MeshCore Room Servers

What is a Room Server?

What is a MeshCore Room Server?

A Room Server is a store-and-forward bulletin board that runs directly on a LoRa node running MeshCore firmware. It acts as a shared message board for the mesh community - any node that can reach the room server can post and read messages without needing internet access or a central server.

Key Characteristics

Password Tiers

RoleDefault PasswordPermissions
AdminpasswordFull control: manage users, delete messages, change all settings
GuesthelloRead and write messages
None (no password)N/ARead-only access

Warning: Both default passwords must be changed immediately after first login. The default admin password password and guest password hello are publicly known.

Why Room Servers Matter

Room servers enable asynchronous community communication entirely over the mesh. A traveler passing through can read recent area messages, a neighborhood can coordinate during a power outage, or volunteers can leave notes for the next person who checks in - all without any internet connection or cellular infrastructure.

Room Server Setup & Configuration

Step 1 - Flash Room Server Firmware

Use the MeshCore web flasher at flasher.meshcore.io. Select your hardware (e.g., Heltec V3) and choose the Room Server firmware variant.

Step 2 - Connect via Serial or Bluetooth

Connect via USB serial at 115200 baud using a terminal emulator (PuTTY, screen, minicom) or via Bluetooth using the MeshCore companion app.

Step 3 - Immediate Security: Change Default Passwords

Before anything else, change both default passwords. The defaults are publicly documented and must not remain in production:

password yourSecureAdminPassword
set guest.password yourSecureGuestPassword

Step 4 - Set Node Identity and Location

set name MyRoomServer
set lat 46.879682
set lon -96.789803

Accurate coordinates allow the room server to appear correctly on network maps and help users gauge how far they are from it.

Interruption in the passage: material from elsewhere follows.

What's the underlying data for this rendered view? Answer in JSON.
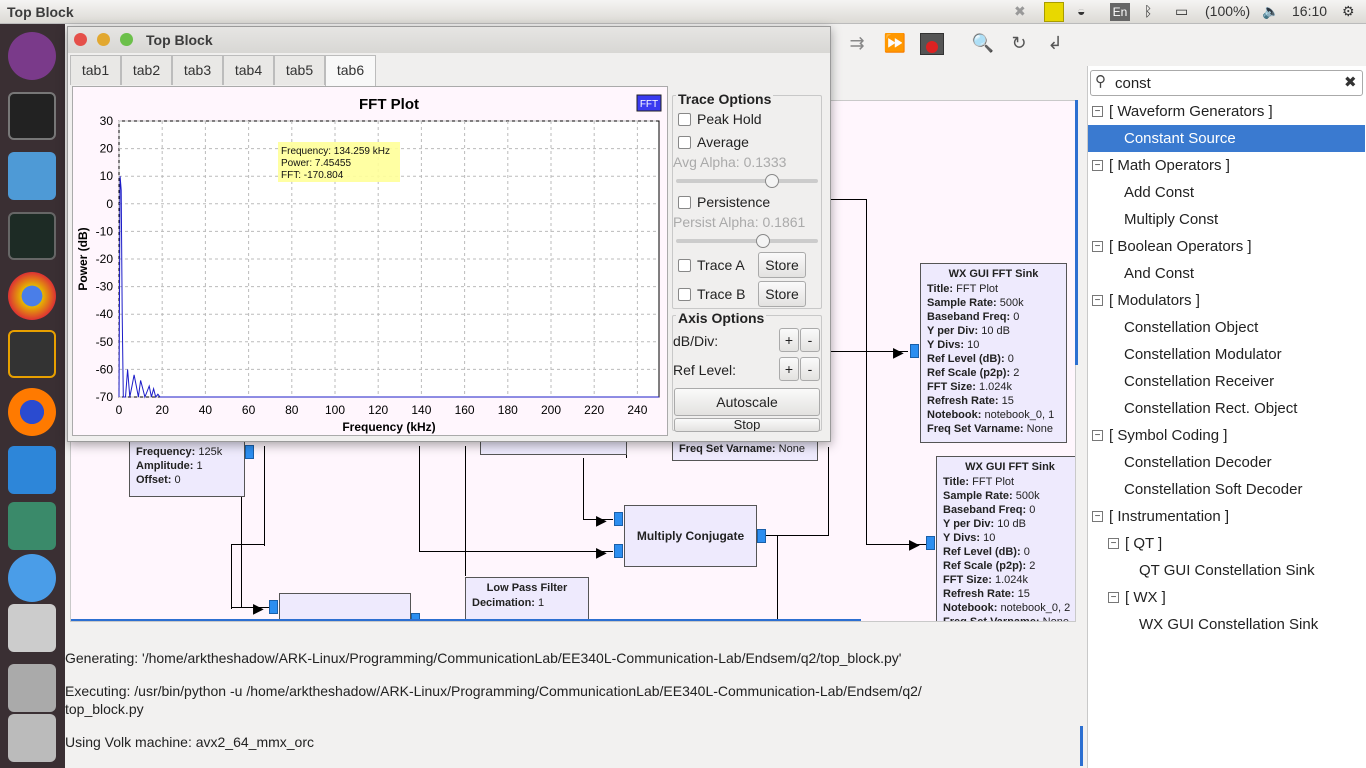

Step 5 - Verify Radio Preset

The room server's radio settings must match the network. For most North American MeshCore networks (NoDakMesh, RegionMesh, etc.):

Apply the USA/Canada preset from the firmware menu or companion app to set these automatically.

Step 6 - Optional: Enable Repeat Mode

If there is no separate repeater at this location, you can enable packet relay on the room server:

set repeat on

See Dual Deployment: Repeater + Room Server for why a dedicated repeater device is preferred over this option.

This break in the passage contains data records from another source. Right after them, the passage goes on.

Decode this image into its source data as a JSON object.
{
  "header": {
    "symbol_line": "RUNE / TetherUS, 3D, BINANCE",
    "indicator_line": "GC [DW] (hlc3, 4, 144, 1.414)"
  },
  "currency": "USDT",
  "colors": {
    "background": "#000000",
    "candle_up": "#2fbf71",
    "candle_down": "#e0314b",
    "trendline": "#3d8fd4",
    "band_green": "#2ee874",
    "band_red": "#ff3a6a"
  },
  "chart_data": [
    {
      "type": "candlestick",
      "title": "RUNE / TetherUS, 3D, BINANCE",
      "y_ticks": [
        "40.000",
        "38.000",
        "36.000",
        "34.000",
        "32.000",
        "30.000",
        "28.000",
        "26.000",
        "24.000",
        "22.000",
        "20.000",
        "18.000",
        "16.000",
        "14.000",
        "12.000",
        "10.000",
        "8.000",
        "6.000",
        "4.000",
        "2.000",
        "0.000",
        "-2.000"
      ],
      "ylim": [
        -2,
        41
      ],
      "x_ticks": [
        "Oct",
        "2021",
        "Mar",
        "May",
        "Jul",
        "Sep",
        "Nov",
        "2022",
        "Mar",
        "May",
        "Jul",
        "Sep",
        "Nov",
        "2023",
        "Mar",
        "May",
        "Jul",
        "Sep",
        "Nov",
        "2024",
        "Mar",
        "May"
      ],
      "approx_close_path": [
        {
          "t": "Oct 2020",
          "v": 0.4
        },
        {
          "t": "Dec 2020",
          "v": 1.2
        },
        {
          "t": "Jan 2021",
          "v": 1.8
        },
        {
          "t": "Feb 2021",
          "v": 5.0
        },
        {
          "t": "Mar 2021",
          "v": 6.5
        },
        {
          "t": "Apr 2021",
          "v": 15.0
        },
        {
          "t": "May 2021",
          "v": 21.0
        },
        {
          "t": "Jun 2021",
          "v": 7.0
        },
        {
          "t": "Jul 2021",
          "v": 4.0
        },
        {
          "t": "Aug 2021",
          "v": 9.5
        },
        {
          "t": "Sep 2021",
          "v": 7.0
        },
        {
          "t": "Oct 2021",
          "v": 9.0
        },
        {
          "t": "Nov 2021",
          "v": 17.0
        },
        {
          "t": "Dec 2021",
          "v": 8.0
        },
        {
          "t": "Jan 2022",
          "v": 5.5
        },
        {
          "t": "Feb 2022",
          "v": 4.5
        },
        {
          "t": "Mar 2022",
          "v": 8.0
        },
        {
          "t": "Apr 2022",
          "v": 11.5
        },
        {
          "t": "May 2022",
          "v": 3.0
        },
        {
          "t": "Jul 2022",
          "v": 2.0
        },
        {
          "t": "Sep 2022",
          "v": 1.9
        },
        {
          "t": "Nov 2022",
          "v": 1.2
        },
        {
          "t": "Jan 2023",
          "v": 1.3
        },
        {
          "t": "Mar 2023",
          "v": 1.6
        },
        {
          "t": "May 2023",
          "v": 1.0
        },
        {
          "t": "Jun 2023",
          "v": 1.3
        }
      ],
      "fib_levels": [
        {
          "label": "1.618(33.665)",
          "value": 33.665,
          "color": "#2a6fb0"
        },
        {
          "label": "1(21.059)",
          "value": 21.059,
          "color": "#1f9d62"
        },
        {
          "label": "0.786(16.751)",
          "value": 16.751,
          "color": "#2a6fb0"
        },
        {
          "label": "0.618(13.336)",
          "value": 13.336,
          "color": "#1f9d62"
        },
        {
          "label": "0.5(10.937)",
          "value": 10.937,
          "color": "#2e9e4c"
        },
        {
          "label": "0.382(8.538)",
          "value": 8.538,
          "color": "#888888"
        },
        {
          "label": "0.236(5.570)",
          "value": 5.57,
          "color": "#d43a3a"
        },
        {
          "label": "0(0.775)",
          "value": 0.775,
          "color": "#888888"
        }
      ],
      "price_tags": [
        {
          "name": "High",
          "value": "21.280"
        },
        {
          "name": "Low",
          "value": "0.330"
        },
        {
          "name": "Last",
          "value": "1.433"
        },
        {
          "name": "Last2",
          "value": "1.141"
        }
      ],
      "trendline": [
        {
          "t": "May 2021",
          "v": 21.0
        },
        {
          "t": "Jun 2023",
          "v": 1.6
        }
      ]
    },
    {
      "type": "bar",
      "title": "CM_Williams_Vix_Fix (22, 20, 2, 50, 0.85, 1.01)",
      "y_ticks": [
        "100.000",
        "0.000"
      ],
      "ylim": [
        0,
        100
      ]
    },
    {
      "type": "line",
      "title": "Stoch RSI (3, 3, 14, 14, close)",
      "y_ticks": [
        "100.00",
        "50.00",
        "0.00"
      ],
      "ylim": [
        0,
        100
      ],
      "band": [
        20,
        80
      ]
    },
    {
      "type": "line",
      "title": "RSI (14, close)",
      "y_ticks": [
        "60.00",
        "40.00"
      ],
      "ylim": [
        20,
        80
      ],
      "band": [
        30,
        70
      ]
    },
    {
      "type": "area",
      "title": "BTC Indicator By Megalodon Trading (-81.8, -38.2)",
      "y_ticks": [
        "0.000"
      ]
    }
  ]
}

Step 7 - Broadcast Presence

Trigger an immediate advertisement so other nodes discover the room server without waiting for the next scheduled broadcast:

advert

Complete Configuration Reference

set guest.password yourGuestPassword
password yourAdminPassword
set name MyRoomServer
set lat 46.879682
set lon -96.789803
set repeat on # optional: also relay packets
advert # broadcast presence immediately

Dual Deployment: Repeater + Room Server

Dual Deployment: Separate Repeater and Room Server

Why Two Devices?

A repeater and a room server have conflicting placement requirements:

DeviceIdeal PlacementWhy
RepeaterOutdoors, elevated, high external antennaMaximum RF range in all directions
Room ServerIndoors, near power and USB/BT accessEasy administration, configuration, and monitoring

Forcing one device to do both jobs means compromising on placement - either the repeater antenna is too low, or the room server is too hard to access for administration.

Cost

Two Heltec V3 units cost approximately $40 - $60 total (as of 2025 pricing). This is a minimal investment for a significant capability improvement at a fixed site.

When Single-Device is Acceptable

If budget or space constraints make dual deployment impossible, enabling set repeat on on the room server is workable - it simply won't perform as well as a dedicated repeater at height. In that case, do your best to place the device near a window or in an elevated location to improve the antenna's line of sight.